The Karamba solution reflects the fact that car makers cannot wait for an intrusion and the lengthy product development life cycle requires a means of hardening automotive systems prior to market launch. As for automotive cybersecurity generally or the security of a given BMW particularly, cars may never be fully or certifiably cybersecure.

Car makers need to come clean with their industry brethren via organizations such as the Auto-ISAC and, ultimately, must be honest with their customers. If BMW knows my BMW is insecure, they better let me know and let me know how they are going to or how they have fixed that vulnerability.
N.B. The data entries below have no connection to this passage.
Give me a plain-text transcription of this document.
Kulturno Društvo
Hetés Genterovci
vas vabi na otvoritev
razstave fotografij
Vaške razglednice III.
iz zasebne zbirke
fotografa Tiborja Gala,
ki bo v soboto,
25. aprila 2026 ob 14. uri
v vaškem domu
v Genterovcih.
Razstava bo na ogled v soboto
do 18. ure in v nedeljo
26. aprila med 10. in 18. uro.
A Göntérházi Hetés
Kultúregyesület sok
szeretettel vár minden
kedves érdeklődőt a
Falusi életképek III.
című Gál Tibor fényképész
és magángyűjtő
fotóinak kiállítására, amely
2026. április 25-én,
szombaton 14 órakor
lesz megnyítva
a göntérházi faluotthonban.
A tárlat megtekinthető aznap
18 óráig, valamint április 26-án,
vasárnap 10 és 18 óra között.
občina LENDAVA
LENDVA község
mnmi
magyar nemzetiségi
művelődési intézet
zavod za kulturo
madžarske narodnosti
In the video describing the remediation a BMW engineer says that the corrective measures are “transparent” to the vehicle owner who “will not notice the difference.” Unfortunately, BMW appears to have misunderstood the meaning of “transparent.” When correcting cybersecurity flaws, car makers must disclose, not hide, their work to protect the consumer. That may be the biggest lesson of all from the Keen Security Lab hack of BMW and may be one of the more difficult obligations for the industry to accept.